Lieberman’s latest legislative salvo against entertainment industry waits in wings

Monday, April 2, 2001

Sen. Joseph Lieberman, D-Conn.

When the Federal Trade Commission released a scathing report on Hollywood marketing practices last September, presidential candidate Al Gore and running mate Joseph Lieberman gave the industry a six-month deadline to either clean up past acts of peddling adult-oriented fare to children or face the regulatory wrath of Washington.

Gore lost his bid for president, but Lieberman, who retained his seat as a senator from Connecticut, continues to promise such legislation even after the self-imposed March 11 deadline.
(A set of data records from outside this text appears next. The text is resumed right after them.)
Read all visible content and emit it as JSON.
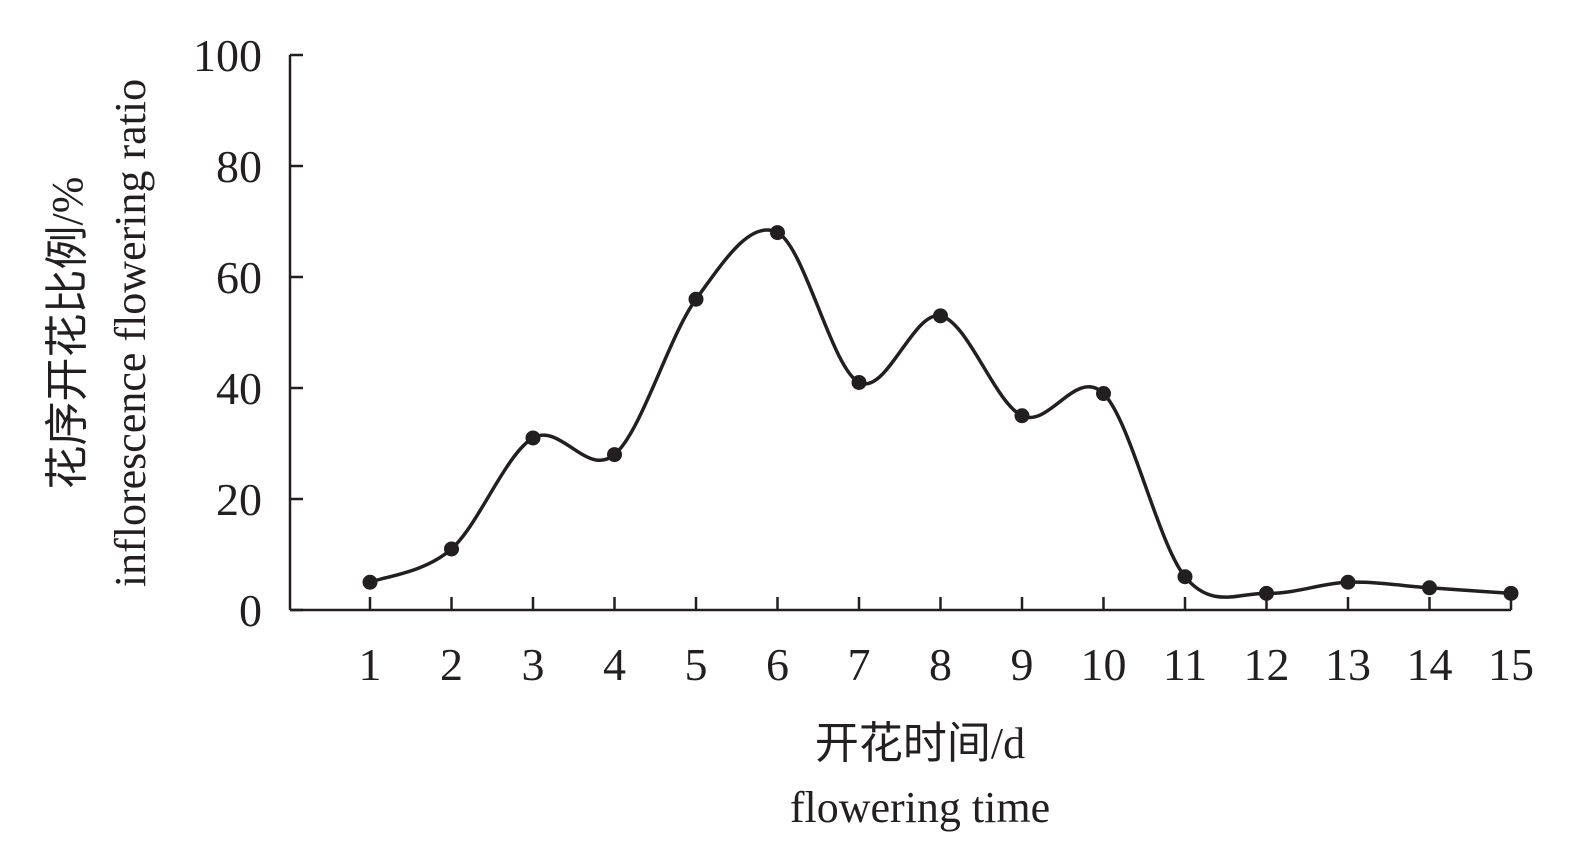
{
  "chart_data": {
    "type": "line",
    "x": [
      1,
      2,
      3,
      4,
      5,
      6,
      7,
      8,
      9,
      10,
      11,
      12,
      13,
      14,
      15
    ],
    "series": [
      {
        "values": [
          5,
          11,
          31,
          28,
          56,
          68,
          41,
          53,
          35,
          39,
          6,
          3,
          5,
          4,
          3
        ]
      }
    ],
    "xlabel_cn": "开花时间/d",
    "xlabel_en": "flowering time",
    "ylabel_cn": "花序开花比例/%",
    "ylabel_en": "inflorescence flowering ratio",
    "ylim": [
      0,
      100
    ],
    "yticks": [
      0,
      20,
      40,
      60,
      80,
      100
    ],
    "xticks": [
      "1",
      "2",
      "3",
      "4",
      "5",
      "6",
      "7",
      "8",
      "9",
      "10",
      "11",
      "12",
      "13",
      "14",
      "15"
    ],
    "line_style": "smooth",
    "marker": "filled-circle",
    "grid": false,
    "legend": "none",
    "colors": {
      "line": "#231f20",
      "marker": "#231f20",
      "axis": "#231f20"
    }
  }
}
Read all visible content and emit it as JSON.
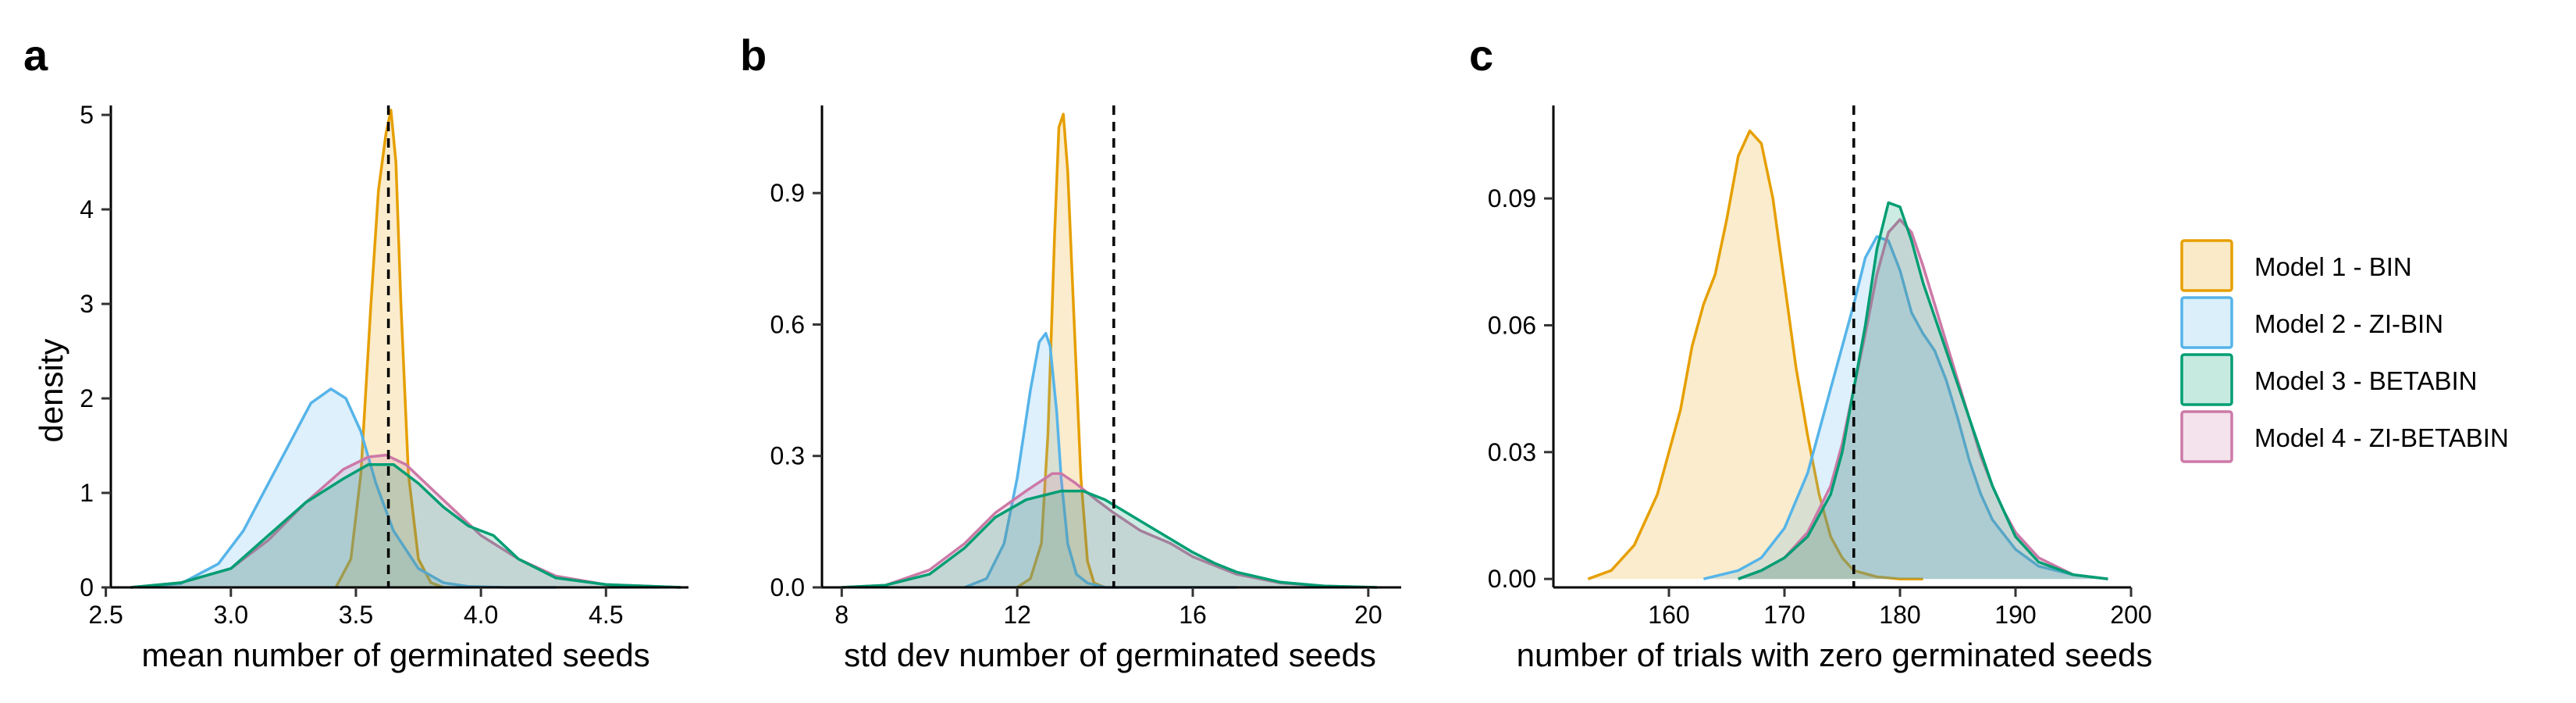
{
  "colors": {
    "Model 1 - BIN": "#E69F00",
    "Model 2 - ZI-BIN": "#56B4E9",
    "Model 3 - BETABIN": "#009E73",
    "Model 4 - ZI-BETABIN": "#CC79A7"
  },
  "legend": {
    "entries": [
      "Model 1 - BIN",
      "Model 2 - ZI-BIN",
      "Model 3 - BETABIN",
      "Model 4 - ZI-BETABIN"
    ],
    "placement": "right"
  },
  "chart_data": [
    {
      "type": "area",
      "panel": "a",
      "title": "",
      "xlabel": "mean number of germinated seeds",
      "ylabel": "density",
      "xlim": [
        2.52,
        4.83
      ],
      "ylim": [
        0,
        5.1
      ],
      "xticks": [
        2.5,
        3.0,
        3.5,
        4.0,
        4.5
      ],
      "xtick_labels": [
        "2.5",
        "3.0",
        "3.5",
        "4.0",
        "4.5"
      ],
      "yticks": [
        0,
        1,
        2,
        3,
        4,
        5
      ],
      "ytick_labels": [
        "0",
        "1",
        "2",
        "3",
        "4",
        "5"
      ],
      "grid": false,
      "reference_line": 3.63,
      "series": [
        {
          "name": "Model 1 - BIN",
          "x": [
            3.42,
            3.48,
            3.52,
            3.56,
            3.59,
            3.62,
            3.64,
            3.66,
            3.68,
            3.71,
            3.75,
            3.8,
            3.85
          ],
          "y": [
            0,
            0.3,
            1.2,
            3.0,
            4.2,
            4.8,
            5.05,
            4.5,
            3.0,
            1.2,
            0.3,
            0.05,
            0
          ]
        },
        {
          "name": "Model 2 - ZI-BIN",
          "x": [
            2.6,
            2.8,
            2.95,
            3.05,
            3.15,
            3.25,
            3.32,
            3.4,
            3.46,
            3.52,
            3.58,
            3.65,
            3.75,
            3.85,
            3.95,
            4.1,
            4.3
          ],
          "y": [
            0,
            0.04,
            0.25,
            0.6,
            1.1,
            1.6,
            1.95,
            2.1,
            2.0,
            1.65,
            1.1,
            0.6,
            0.2,
            0.05,
            0.01,
            0,
            0
          ]
        },
        {
          "name": "Model 3 - BETABIN",
          "x": [
            2.6,
            2.8,
            3.0,
            3.15,
            3.3,
            3.45,
            3.55,
            3.65,
            3.75,
            3.85,
            3.95,
            4.05,
            4.15,
            4.3,
            4.5,
            4.8
          ],
          "y": [
            0,
            0.05,
            0.2,
            0.55,
            0.9,
            1.15,
            1.3,
            1.3,
            1.1,
            0.85,
            0.65,
            0.55,
            0.3,
            0.1,
            0.03,
            0
          ]
        },
        {
          "name": "Model 4 - ZI-BETABIN",
          "x": [
            2.6,
            2.8,
            3.0,
            3.15,
            3.3,
            3.45,
            3.55,
            3.62,
            3.7,
            3.8,
            3.9,
            4.0,
            4.15,
            4.3,
            4.5,
            4.8
          ],
          "y": [
            0,
            0.05,
            0.2,
            0.5,
            0.9,
            1.25,
            1.38,
            1.4,
            1.3,
            1.05,
            0.8,
            0.55,
            0.3,
            0.12,
            0.03,
            0
          ]
        }
      ]
    },
    {
      "type": "area",
      "panel": "b",
      "title": "",
      "xlabel": "std dev number of germinated seeds",
      "ylabel": "",
      "xlim": [
        7.55,
        20.75
      ],
      "ylim": [
        0,
        1.1
      ],
      "xticks": [
        8,
        12,
        16,
        20
      ],
      "xtick_labels": [
        "8",
        "12",
        "16",
        "20"
      ],
      "yticks": [
        0,
        0.3,
        0.6,
        0.9
      ],
      "ytick_labels": [
        "0.0",
        "0.3",
        "0.6",
        "0.9"
      ],
      "grid": false,
      "reference_line": 14.2,
      "series": [
        {
          "name": "Model 1 - BIN",
          "x": [
            12.0,
            12.3,
            12.55,
            12.7,
            12.85,
            12.95,
            13.05,
            13.15,
            13.3,
            13.45,
            13.6,
            13.75,
            14.0
          ],
          "y": [
            0,
            0.02,
            0.1,
            0.35,
            0.8,
            1.05,
            1.08,
            0.95,
            0.6,
            0.25,
            0.06,
            0.01,
            0
          ]
        },
        {
          "name": "Model 2 - ZI-BIN",
          "x": [
            10.8,
            11.3,
            11.7,
            12.0,
            12.3,
            12.5,
            12.65,
            12.75,
            12.9,
            13.0,
            13.15,
            13.35,
            13.6,
            14.0,
            15.0,
            16.0,
            17.0
          ],
          "y": [
            0,
            0.02,
            0.1,
            0.25,
            0.45,
            0.56,
            0.58,
            0.55,
            0.4,
            0.25,
            0.1,
            0.03,
            0.01,
            0,
            0,
            0,
            0
          ]
        },
        {
          "name": "Model 3 - BETABIN",
          "x": [
            8.0,
            9.0,
            10.0,
            10.8,
            11.5,
            12.2,
            13.0,
            13.5,
            14.0,
            14.5,
            15.0,
            15.5,
            16.0,
            16.5,
            17.0,
            18.0,
            19.0,
            20.2
          ],
          "y": [
            0,
            0.005,
            0.03,
            0.09,
            0.16,
            0.2,
            0.22,
            0.22,
            0.2,
            0.17,
            0.14,
            0.11,
            0.08,
            0.055,
            0.035,
            0.012,
            0.003,
            0
          ]
        },
        {
          "name": "Model 4 - ZI-BETABIN",
          "x": [
            8.0,
            9.0,
            10.0,
            10.8,
            11.5,
            12.2,
            12.8,
            13.0,
            13.3,
            13.8,
            14.2,
            14.8,
            15.5,
            16.0,
            16.5,
            17.0,
            18.0,
            19.0,
            20.2
          ],
          "y": [
            0,
            0.005,
            0.04,
            0.1,
            0.17,
            0.22,
            0.26,
            0.26,
            0.24,
            0.2,
            0.17,
            0.13,
            0.1,
            0.07,
            0.05,
            0.03,
            0.01,
            0.003,
            0
          ]
        }
      ]
    },
    {
      "type": "area",
      "panel": "c",
      "title": "",
      "xlabel": "number of trials with zero germinated seeds",
      "ylabel": "",
      "xlim": [
        150.0,
        200.0
      ],
      "ylim": [
        -0.002,
        0.112
      ],
      "xticks": [
        160,
        170,
        180,
        190,
        200
      ],
      "xtick_labels": [
        "160",
        "170",
        "180",
        "190",
        "200"
      ],
      "yticks": [
        0,
        0.03,
        0.06,
        0.09
      ],
      "ytick_labels": [
        "0.00",
        "0.03",
        "0.06",
        "0.09"
      ],
      "grid": false,
      "reference_line": 176,
      "series": [
        {
          "name": "Model 1 - BIN",
          "x": [
            153,
            155,
            157,
            159,
            161,
            162,
            163,
            164,
            165,
            166,
            167,
            168,
            169,
            170,
            171,
            172,
            173,
            174,
            175,
            176,
            178,
            180,
            182
          ],
          "y": [
            0,
            0.002,
            0.008,
            0.02,
            0.04,
            0.055,
            0.065,
            0.072,
            0.085,
            0.1,
            0.106,
            0.103,
            0.09,
            0.07,
            0.05,
            0.034,
            0.02,
            0.01,
            0.005,
            0.002,
            0.0005,
            0,
            0
          ]
        },
        {
          "name": "Model 2 - ZI-BIN",
          "x": [
            163,
            166,
            168,
            170,
            172,
            174,
            176,
            177,
            178,
            179,
            180,
            181,
            182,
            183,
            184,
            185,
            186,
            187,
            188,
            190,
            192,
            195,
            198
          ],
          "y": [
            0,
            0.002,
            0.005,
            0.012,
            0.025,
            0.045,
            0.065,
            0.076,
            0.081,
            0.08,
            0.073,
            0.063,
            0.058,
            0.054,
            0.047,
            0.038,
            0.028,
            0.02,
            0.014,
            0.007,
            0.003,
            0.001,
            0
          ]
        },
        {
          "name": "Model 3 - BETABIN",
          "x": [
            166,
            168,
            170,
            172,
            174,
            175,
            176,
            177,
            178,
            179,
            180,
            181,
            182,
            183,
            184,
            185,
            186,
            187,
            188,
            189,
            190,
            192,
            195,
            198
          ],
          "y": [
            0,
            0.002,
            0.005,
            0.01,
            0.02,
            0.03,
            0.045,
            0.06,
            0.078,
            0.089,
            0.088,
            0.08,
            0.07,
            0.062,
            0.054,
            0.046,
            0.038,
            0.03,
            0.022,
            0.016,
            0.01,
            0.004,
            0.001,
            0
          ]
        },
        {
          "name": "Model 4 - ZI-BETABIN",
          "x": [
            166,
            168,
            170,
            172,
            174,
            175,
            176,
            177,
            178,
            179,
            180,
            181,
            182,
            183,
            184,
            185,
            186,
            187,
            188,
            189,
            190,
            192,
            195,
            198
          ],
          "y": [
            0,
            0.002,
            0.005,
            0.011,
            0.022,
            0.032,
            0.045,
            0.058,
            0.072,
            0.082,
            0.085,
            0.082,
            0.074,
            0.065,
            0.056,
            0.047,
            0.038,
            0.029,
            0.022,
            0.016,
            0.011,
            0.005,
            0.001,
            0
          ]
        }
      ]
    }
  ]
}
Dan Gerstein, Lieberman's press secretary, blamed the delay in putting a bill forward partly on the fact that two potential co-sponsors have other pressing items on their agendas at the moment. Orrin Hatch, R-Utah, is tackling bankruptcy reform while John McCain, R-Ariz., is wrapping up debate on campaign finance.

“We would have liked to introduce this in February, but we've been handicapped with the intricacies of the Senate,” said Gerstein, noting that the “deadline” was the senator's and not a legislative one. “It's more important to get the legislative wording right.”

Lieberman, a longtime watchdog of the entertainment industry, originally sponsored legislation that would mandate a universal ratings program for all entertainment products including movies, television programs, music and video games.

But the Senate never brought the matter up for a vote, despite numerous committee hearings and reports. Some of the reports, including the one from the FTC, found that entertainment executives aggressively and routinely target adult-rated material at children.

But in follow-up letters to the Senate, the commission said the First Amendment significantly restricts the government's ability to punish companies that peddle inappropriate entertainment to children.

The commission suggested that a better solution might be to wait for the entertainment industry to improve self-regulation and then hold it to those standards.

Although the agency can enforce regulations prohibiting “unfair” or “deceptive” marketing, FTC Chairman Robert Pitofsky wrote to McCain expressing concern that applying such authority to the entertainment industry raises “a number of significant legal limitations, including substantial and unsettled constitutional questions.”

But Gerstein said Lieberman has crafted a bill that effectively accomplishes the senator's goal of keeping Hollywood accountable but doesn't unconstitutionally regulate content.

“This does nothing to regulate content, and there is no censorship,” Gerstein said in a telephone interview. “The First Amendment doesn't give the entertainment industry license to deceive.”

A spokeswoman for the Motion Picture Association of America says the group knows that Lieberman's bill is waiting in the wings. But she said officials there wouldn't comment on such legislation until after its introduction.

Commenting on the topic last year, MPAA President Jack Valenti said the FTC report clearly showed that “any attempt to charge the movie industry for deceptive advertising of R-rated films would be fatally infected with serious constitutional problems.”

In the meantime, the group implemented a set of guidelines for studios to curtail the marketing of R-rated films to children.

Gerstein said the MPAA's 12-point plan hardly works, calling it vague and unenforceable. The pending bill, he said, would offer real sanctions against entertainment producers who label their work for adults but direct them toward children.

Free-speech advocates still have problems with such a measure.

David Greene, executive director of the First Amendment Project, said he believed it would be difficult, if not impossible, to determine exactly what type of movie or music is inappropriate for children.

“It's very easy to talk about these things in generalities,” Greene said in a telephone interview. “But in reality, these types of expression are not drawn that clear. There are many movies that Sen. Lieberman might say [are] not legitimate for children but there might be some of these movies that (other people say) are good for children.”

Joan Bertin, executive director of the National Coalition Against Censorship said: “They are trying to do something indirectly that they couldn't do directly.”

“My major problem with this has been the senators' threat of regulation as leverage to get Hollywood to change content that is not illegal and presumably there is an audience for,” Bertin said in a telephone interview. “And it would be unconstitutional for members of Congress to regulate that content.”